Recall \[\begin{aligned} V_{ka}^{(0)} & =-Z_{kk}^{(0)}I_{fa}^{(0)} \\ V_{ka}^{(1)}&=V_{f}-Z_{kk}^{(1)}I_{fa}^{(1)}\\ V_{ka}^{(2)}&=-Z_{kk}^{(2)}I_{fa}^{(2)} \end{aligned}\]
Therefore,
\[\begin{aligned} V_{ka}^{(0)} & =-Z_{kk}^{(0)}I_{fa}^{(0)}\\ V_{ka}^{(1)}&=V_{f}-Z_{kk}^{(1)}I_{fa}^{(0)}\\ V_{ka}^{(2)}&=-Z_{kk}^{(2)}I_{fa}^{(0)} \end{aligned}\]
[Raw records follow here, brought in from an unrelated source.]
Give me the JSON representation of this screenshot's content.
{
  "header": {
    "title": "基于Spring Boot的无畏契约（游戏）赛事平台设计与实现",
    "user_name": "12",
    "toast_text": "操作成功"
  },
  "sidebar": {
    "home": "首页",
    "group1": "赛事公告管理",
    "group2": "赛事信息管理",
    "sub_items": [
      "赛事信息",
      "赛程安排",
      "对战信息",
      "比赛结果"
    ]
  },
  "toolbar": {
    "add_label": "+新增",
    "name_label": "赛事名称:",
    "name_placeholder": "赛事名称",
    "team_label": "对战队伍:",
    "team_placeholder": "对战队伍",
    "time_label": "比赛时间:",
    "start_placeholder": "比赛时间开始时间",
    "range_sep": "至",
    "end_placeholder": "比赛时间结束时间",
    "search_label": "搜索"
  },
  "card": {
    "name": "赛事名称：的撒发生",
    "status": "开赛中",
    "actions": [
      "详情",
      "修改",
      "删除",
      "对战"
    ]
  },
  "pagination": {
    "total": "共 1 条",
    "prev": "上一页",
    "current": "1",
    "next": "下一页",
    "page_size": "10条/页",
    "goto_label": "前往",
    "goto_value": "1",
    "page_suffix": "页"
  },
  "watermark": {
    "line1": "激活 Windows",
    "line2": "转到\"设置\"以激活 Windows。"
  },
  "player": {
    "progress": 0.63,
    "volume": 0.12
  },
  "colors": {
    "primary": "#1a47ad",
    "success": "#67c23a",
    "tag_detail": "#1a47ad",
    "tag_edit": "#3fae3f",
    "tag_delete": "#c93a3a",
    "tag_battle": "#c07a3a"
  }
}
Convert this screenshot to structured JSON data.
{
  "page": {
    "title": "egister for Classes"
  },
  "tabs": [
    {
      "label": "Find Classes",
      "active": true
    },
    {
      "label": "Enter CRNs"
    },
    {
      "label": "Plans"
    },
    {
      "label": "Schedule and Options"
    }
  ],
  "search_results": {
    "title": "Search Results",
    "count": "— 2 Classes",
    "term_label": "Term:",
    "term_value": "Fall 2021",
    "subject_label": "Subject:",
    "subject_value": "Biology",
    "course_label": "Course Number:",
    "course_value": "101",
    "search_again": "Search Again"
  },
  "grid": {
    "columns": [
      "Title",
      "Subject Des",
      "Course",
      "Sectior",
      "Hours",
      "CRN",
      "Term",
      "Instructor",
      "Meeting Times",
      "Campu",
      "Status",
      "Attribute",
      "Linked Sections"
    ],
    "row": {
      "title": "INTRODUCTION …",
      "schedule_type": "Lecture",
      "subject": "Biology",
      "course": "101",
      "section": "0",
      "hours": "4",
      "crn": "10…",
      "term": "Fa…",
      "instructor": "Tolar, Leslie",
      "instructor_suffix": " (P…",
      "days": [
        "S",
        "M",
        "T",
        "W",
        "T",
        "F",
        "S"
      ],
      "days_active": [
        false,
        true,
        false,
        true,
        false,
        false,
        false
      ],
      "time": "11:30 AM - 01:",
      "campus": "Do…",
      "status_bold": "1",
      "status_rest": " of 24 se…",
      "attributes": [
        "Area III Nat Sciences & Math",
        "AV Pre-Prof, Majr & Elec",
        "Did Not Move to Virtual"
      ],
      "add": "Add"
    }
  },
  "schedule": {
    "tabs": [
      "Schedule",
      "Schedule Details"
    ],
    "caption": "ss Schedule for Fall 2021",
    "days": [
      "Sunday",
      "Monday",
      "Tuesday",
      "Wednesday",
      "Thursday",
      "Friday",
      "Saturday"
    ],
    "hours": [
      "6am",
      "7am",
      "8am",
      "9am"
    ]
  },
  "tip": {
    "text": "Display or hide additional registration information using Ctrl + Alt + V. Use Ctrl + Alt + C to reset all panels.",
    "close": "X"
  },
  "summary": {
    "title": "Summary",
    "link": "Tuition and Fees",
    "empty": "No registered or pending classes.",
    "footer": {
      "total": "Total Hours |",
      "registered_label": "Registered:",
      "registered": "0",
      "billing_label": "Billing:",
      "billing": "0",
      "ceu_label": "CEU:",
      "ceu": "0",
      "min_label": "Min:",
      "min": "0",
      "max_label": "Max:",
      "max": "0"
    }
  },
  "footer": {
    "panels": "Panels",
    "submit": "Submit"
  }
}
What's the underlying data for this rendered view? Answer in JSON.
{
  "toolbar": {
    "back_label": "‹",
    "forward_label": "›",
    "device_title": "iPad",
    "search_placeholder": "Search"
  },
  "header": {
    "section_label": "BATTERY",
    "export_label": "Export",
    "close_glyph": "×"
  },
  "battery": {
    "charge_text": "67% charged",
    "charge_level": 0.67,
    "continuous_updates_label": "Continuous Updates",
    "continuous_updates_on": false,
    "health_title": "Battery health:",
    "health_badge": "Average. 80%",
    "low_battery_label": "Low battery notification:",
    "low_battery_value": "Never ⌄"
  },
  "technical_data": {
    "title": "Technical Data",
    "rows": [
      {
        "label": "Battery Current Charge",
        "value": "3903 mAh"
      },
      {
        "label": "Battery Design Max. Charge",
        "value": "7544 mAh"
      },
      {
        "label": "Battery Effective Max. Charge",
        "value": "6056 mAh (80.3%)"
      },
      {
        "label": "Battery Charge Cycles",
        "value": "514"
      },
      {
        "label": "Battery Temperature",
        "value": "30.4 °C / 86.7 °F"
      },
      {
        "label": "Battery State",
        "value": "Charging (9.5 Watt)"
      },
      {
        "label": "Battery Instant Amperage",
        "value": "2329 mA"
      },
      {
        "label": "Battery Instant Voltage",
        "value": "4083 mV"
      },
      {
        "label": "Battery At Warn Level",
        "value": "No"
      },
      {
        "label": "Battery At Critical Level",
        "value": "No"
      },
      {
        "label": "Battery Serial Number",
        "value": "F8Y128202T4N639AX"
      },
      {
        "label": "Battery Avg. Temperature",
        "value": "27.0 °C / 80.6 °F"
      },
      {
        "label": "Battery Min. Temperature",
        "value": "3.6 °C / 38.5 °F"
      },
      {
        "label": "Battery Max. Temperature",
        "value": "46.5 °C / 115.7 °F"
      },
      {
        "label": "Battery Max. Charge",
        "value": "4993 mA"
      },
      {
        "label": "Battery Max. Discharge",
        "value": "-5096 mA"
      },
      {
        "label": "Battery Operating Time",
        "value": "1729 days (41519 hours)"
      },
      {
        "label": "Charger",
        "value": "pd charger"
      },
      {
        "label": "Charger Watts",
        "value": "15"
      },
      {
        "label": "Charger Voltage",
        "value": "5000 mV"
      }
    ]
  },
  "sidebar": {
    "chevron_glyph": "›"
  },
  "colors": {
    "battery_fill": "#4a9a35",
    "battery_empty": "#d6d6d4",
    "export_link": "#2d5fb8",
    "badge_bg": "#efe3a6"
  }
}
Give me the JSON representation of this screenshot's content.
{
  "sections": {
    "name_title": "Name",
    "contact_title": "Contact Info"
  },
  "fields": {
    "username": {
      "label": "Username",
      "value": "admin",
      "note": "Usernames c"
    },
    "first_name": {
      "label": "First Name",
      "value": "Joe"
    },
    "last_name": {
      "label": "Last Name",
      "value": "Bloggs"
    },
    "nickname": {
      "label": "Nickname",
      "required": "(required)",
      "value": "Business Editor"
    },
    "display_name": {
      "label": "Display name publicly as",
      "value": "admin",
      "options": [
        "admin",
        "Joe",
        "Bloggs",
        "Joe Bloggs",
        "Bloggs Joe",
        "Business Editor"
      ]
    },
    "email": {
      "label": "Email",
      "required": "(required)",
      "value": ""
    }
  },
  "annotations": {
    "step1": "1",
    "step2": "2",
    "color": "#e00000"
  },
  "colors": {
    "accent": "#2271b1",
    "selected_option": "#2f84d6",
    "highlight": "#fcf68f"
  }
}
Noting that \(V_{ka}=3Z_{f}I_{fa}^{(0)}\) \[\begin{aligned} V_{ka} & =V_{ka}^{(0)}+V_{ka}^{(1)}+V_{ka}^{(2)}\\ & =V_{f}-\left(Z_{kk}^{(0)}+Z_{kk}^{(1)}+Z_{kk}^{(2)}\right)I_{fa}^{(0)}\\ & =3Z_{f}I_{fa}^{(0)} \end{aligned}\]
Solve for \(I_{fa}^{(0)}\) \[I_{fa}^{(0)}=I_{fa}^{(1)}=I_{fa}^{(2)}=\dfrac{V_{f}}{\left(Z_{kk}^{(0)}+Z_{kk}^{(1)}+Z_{kk}^{(2)}\right)+3Z_{f}}\]